Monday, Jun. 15, 1953

Pause for Retrenchment

Two years ago, in a hopeful effort to modernize Brazil's patchwork economy, the U.S. and Brazil set up a joint commission in Rio to pass on rail, electric power, and other projects suitable for development loans. In the spacious cordiality of the hour, U.S. officials predicted that the joint commission's work would bring Brazil from $350 to $500 million in loans from the U.S. Export-Import Bank and the World Bank. Last week, with only $122 million in such loans granted, the U.S. prepared to wind up the commission and send its members home.

Though Brazilians had known about and even assented to the liquidation as long ago as last November, they protested loudly when they saw that the U.S. was quite serious about it. 'U.S. BREAKS ITS PROMISE OF ECONOMIC AID,' headlined Rio's Correio da Manha.
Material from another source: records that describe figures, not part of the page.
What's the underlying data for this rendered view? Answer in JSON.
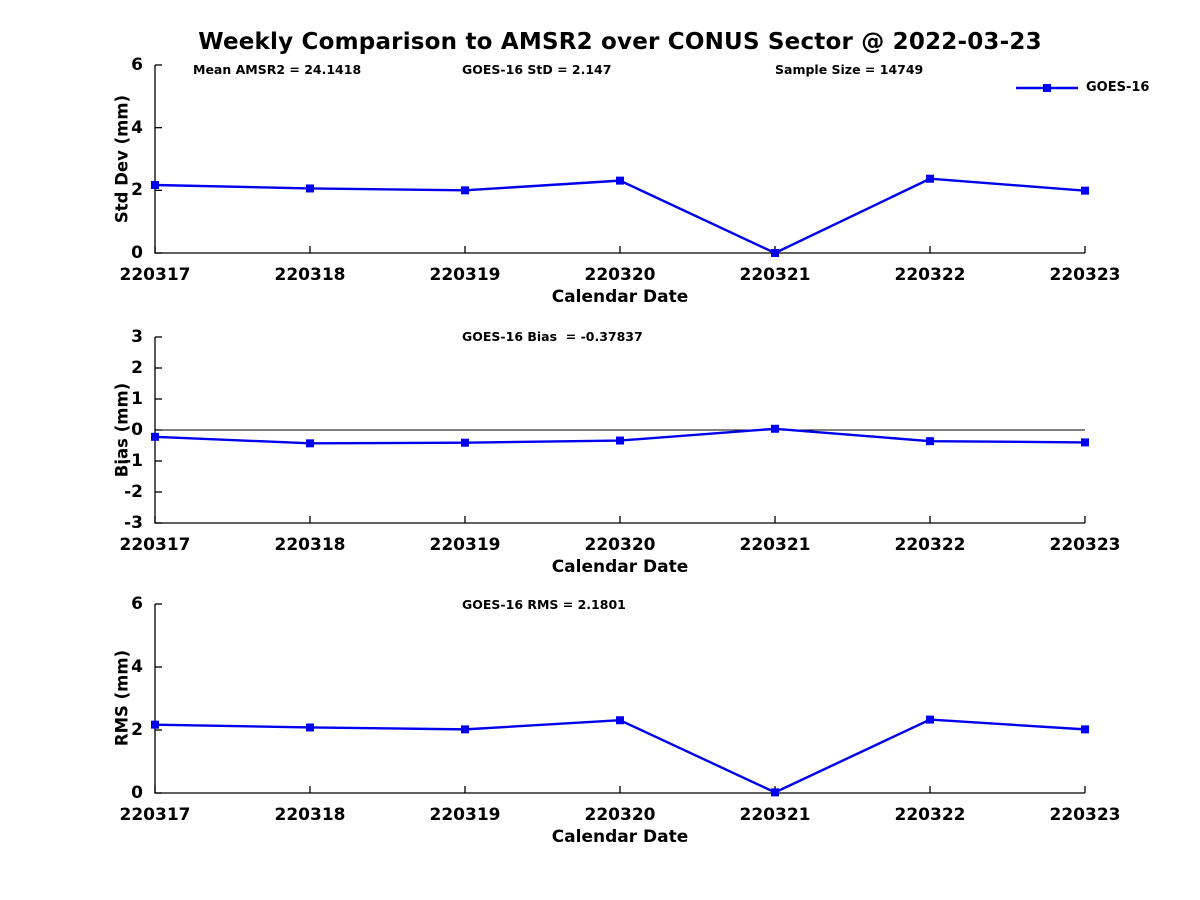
{
  "title": "Weekly Comparison to AMSR2 over CONUS Sector @ 2022-03-23",
  "colors": {
    "series": "#0000EE",
    "axis": "#000000",
    "zero_line": "#000000",
    "text": "#000000",
    "background": "#ffffff"
  },
  "legend": {
    "label": "GOES-16",
    "position": "top-right",
    "marker": "filled-square"
  },
  "categories": [
    "220317",
    "220318",
    "220319",
    "220320",
    "220321",
    "220322",
    "220323"
  ],
  "chart_data": [
    {
      "type": "line",
      "name": "std-dev-plot",
      "ylabel": "Std Dev (mm)",
      "xlabel": "Calendar Date",
      "ylim": [
        0,
        6
      ],
      "yticks": [
        0,
        2,
        4,
        6
      ],
      "grid": false,
      "zero_line": false,
      "categories": [
        "220317",
        "220318",
        "220319",
        "220320",
        "220321",
        "220322",
        "220323"
      ],
      "series": [
        {
          "name": "GOES-16",
          "values": [
            2.17,
            2.06,
            2.0,
            2.31,
            0.0,
            2.37,
            1.99
          ]
        }
      ],
      "annotations": [
        "Mean AMSR2 = 24.1418",
        "GOES-16 StD = 2.147",
        "Sample Size = 14749"
      ],
      "legend_entries": [
        "GOES-16"
      ]
    },
    {
      "type": "line",
      "name": "bias-plot",
      "ylabel": "Bias (mm)",
      "xlabel": "Calendar Date",
      "ylim": [
        -3,
        3
      ],
      "yticks": [
        3,
        2,
        1,
        0,
        -1,
        -2,
        -3
      ],
      "grid": false,
      "zero_line": true,
      "categories": [
        "220317",
        "220318",
        "220319",
        "220320",
        "220321",
        "220322",
        "220323"
      ],
      "series": [
        {
          "name": "GOES-16",
          "values": [
            -0.22,
            -0.43,
            -0.41,
            -0.34,
            0.04,
            -0.36,
            -0.4
          ]
        }
      ],
      "annotations": [
        "GOES-16 Bias  = -0.37837"
      ],
      "legend_entries": []
    },
    {
      "type": "line",
      "name": "rms-plot",
      "ylabel": "RMS (mm)",
      "xlabel": "Calendar Date",
      "ylim": [
        0,
        6
      ],
      "yticks": [
        0,
        2,
        4,
        6
      ],
      "grid": false,
      "zero_line": false,
      "categories": [
        "220317",
        "220318",
        "220319",
        "220320",
        "220321",
        "220322",
        "220323"
      ],
      "series": [
        {
          "name": "GOES-16",
          "values": [
            2.17,
            2.08,
            2.02,
            2.31,
            0.02,
            2.33,
            2.02
          ]
        }
      ],
      "annotations": [
        "GOES-16 RMS = 2.1801"
      ],
      "legend_entries": []
    }
  ]
}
Foreign Minister Joao Neves da Fontoura voiced official dismay. Some Brazilians even talked angrily of denouncing the mutual-defense pact with the U.S.

By week's end Washington had relented somewhat. Though most of the technicians were already heading for home, the U.S. agreed to prolong the life of the joint commission for another three or four months. Brazilian Ambassador Walther Moreira Salles also got word that another $48 million worth of electric-power loans would probably be granted before the end of June, and that the World Bank would open a special office in Rio to keep the bank up to date on the backlog of $226 million worth of pending loan projects after the commission folds.

Such concessions served to quiet Brazilian fears that the $300 million loan obtained last February to pay off dollar creditors might be lumped by the new U.S. Administration under the general heading of aid to Brazil, and thus used as an excuse to forget the rest of the joint commission's projects. They also helped make clear that, in the U.S. view, the basic question is not really whether Brazil should get development loans, but when. The Vargas administration would naturally like to start some badly needed projects right away. But Washington--notably the World Bank, which is supplanting the Export-Import Bank as the primary lending agency -- feels that Brazil must strengthen its currency, wipe out its trade deficit, and check credit inflation before it can take on any more debt, even for the worthiest of projects.